Lets see an example:

myController = {
	initialize: function(){
		//controller loaded, do my init
	},
	onUserReady: function(user){
		console.log("We got a user [%s]...", user.username);
	}
};
//some where in your app...
app.publish("userReady", {"username": "ctk", "name": "Jose"} );

Adding other controllers

Segregating our app logic with multiple controllers is always a good idea.

The following are the basic methods that you may use to load additional controllers in your front-end.

IMPORTANT do not use these methods to load your app controller as all of these require the app controller to be running already.

A third option not discussed here is to load a controller yourself and using exc.app.loadControllerByName(objName) to make it available.

Adding a controller with the Manifest

Your app controller (or any controller for the fact) may include a manifest property. A manifest is used to specify dependencies or additional assets used by a controller.
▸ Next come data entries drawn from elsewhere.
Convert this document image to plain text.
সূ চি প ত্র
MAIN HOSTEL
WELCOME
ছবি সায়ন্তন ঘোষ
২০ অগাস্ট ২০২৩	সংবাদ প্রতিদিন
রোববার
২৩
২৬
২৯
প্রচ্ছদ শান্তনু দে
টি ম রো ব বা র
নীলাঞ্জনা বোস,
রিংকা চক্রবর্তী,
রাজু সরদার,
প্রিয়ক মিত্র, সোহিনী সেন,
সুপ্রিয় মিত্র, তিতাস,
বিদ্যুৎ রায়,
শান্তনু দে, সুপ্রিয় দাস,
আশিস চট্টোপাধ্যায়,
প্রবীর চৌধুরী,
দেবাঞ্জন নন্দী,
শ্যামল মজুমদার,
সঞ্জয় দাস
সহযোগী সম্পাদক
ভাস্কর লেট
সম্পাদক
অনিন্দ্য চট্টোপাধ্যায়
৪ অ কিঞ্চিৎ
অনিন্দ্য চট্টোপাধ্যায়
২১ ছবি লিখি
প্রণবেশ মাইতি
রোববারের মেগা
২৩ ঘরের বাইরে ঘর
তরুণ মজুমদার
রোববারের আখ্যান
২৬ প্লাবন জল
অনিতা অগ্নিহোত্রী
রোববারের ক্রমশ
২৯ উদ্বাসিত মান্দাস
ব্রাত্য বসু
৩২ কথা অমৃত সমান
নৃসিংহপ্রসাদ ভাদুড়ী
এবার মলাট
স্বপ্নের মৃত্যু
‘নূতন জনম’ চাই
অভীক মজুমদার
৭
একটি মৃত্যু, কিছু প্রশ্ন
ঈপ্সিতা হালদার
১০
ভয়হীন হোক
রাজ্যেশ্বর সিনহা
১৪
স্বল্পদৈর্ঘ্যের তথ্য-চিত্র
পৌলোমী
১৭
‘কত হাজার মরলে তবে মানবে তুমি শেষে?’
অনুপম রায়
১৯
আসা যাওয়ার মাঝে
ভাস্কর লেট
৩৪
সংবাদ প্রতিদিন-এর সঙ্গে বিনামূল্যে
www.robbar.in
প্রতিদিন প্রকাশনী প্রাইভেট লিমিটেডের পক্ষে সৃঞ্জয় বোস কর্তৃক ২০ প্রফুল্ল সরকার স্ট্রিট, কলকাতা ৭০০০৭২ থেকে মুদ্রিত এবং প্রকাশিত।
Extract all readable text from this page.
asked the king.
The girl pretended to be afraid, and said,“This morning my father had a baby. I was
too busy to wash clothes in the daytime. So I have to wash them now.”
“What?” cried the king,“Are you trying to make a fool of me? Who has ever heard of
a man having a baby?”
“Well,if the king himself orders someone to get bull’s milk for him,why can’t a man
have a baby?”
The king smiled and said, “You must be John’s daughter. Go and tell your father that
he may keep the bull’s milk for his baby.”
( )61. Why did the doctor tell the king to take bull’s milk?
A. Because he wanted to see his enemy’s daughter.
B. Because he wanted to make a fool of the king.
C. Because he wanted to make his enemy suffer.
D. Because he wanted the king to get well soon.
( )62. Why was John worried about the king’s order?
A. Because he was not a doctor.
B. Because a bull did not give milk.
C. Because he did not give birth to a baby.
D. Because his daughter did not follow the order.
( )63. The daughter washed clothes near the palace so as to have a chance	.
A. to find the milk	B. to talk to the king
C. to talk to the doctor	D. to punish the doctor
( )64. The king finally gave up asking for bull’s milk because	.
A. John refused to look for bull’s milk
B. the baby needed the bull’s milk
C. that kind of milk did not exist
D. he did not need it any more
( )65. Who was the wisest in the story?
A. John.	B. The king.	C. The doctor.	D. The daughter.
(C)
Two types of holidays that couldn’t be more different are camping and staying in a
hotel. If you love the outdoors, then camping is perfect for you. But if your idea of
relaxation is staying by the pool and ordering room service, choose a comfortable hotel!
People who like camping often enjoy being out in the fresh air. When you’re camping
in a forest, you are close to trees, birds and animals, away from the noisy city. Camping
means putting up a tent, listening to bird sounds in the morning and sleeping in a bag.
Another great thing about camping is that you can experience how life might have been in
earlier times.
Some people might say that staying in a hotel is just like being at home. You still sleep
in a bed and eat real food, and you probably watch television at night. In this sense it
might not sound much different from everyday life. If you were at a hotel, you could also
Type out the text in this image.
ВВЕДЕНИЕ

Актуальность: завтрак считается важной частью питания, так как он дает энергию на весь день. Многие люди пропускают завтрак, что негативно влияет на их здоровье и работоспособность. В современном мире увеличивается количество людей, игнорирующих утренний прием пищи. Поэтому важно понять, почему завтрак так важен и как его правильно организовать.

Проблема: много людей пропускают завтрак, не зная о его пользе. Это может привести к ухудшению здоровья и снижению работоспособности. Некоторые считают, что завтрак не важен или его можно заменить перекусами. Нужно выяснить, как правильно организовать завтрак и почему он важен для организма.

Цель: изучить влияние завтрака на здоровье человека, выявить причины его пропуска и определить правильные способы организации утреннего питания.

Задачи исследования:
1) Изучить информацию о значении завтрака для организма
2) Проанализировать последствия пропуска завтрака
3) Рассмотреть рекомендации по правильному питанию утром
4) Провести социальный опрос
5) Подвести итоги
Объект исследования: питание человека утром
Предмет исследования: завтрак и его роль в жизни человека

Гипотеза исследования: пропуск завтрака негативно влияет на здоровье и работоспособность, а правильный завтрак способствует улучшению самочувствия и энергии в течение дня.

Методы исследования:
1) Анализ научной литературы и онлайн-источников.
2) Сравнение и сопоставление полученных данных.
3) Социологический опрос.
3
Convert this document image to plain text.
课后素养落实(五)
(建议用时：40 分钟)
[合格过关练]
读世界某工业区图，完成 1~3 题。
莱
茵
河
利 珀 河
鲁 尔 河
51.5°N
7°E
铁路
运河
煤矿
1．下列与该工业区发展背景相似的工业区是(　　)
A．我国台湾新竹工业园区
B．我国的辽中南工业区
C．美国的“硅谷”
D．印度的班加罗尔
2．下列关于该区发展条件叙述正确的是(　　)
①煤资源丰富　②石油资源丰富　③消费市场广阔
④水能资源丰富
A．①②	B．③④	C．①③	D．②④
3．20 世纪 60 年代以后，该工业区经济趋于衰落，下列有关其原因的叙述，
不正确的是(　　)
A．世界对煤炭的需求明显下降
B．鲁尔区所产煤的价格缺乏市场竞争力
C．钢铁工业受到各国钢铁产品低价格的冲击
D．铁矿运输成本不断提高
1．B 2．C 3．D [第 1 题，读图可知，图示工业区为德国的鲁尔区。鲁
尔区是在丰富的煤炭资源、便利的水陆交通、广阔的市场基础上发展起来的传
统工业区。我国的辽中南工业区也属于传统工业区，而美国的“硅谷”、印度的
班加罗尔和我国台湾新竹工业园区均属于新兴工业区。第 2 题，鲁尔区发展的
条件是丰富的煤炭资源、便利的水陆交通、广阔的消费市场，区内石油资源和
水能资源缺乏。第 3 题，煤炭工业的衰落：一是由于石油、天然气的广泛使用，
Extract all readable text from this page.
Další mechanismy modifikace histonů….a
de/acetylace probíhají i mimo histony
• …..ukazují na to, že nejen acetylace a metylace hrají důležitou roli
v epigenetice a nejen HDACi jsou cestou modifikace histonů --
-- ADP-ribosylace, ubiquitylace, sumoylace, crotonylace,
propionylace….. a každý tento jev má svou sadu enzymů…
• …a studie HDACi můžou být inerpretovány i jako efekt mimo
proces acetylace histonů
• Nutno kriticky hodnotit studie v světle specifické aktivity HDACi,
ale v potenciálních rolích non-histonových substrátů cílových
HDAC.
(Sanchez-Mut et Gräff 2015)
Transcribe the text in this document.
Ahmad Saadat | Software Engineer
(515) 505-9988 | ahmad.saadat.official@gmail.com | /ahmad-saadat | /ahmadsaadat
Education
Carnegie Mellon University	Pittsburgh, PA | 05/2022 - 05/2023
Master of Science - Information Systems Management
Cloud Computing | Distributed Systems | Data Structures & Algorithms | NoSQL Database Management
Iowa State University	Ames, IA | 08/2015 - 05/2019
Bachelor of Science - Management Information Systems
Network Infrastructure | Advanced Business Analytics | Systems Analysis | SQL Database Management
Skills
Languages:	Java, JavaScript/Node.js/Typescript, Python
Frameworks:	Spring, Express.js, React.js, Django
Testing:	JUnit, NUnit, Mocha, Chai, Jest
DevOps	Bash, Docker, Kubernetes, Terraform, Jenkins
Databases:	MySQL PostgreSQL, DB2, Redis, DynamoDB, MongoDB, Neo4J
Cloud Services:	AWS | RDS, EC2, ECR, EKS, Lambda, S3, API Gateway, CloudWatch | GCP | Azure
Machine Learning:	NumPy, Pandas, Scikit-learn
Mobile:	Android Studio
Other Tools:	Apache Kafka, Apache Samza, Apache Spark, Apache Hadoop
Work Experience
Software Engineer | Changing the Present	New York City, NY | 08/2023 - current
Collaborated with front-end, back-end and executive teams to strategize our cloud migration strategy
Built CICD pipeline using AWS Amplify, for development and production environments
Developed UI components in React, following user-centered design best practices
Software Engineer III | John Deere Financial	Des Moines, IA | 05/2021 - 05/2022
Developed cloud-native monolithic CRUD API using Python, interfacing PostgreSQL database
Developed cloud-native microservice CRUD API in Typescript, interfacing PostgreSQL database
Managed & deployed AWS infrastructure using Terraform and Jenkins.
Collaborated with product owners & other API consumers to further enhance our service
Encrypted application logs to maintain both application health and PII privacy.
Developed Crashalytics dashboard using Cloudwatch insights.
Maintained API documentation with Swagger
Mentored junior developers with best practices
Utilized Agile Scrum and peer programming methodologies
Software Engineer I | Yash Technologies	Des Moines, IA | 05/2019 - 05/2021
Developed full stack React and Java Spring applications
The manifest property is a plain object that you add to your controller with items in either a require or include property. See Controller's Manifest for more details.

self.app = {
	manifest: {
		require: [
			{controller: "loginController", url: "../a/js/controller.login.js", wait: true},
		]
	},
	initialize: function(){
		//app object was loaded as the app controller
	},
	onAppStart: function(){
		console.log("App is running...");
	}
};

See appController to learn more about your app controller.

Adding a controller with a backend interaction

You PHP backend may inject a controller using $client->addController():

<php
$client->addController('loginController', 'asset://js/controller.login.js');
$client->done();

See Interacting with the front-end for more details.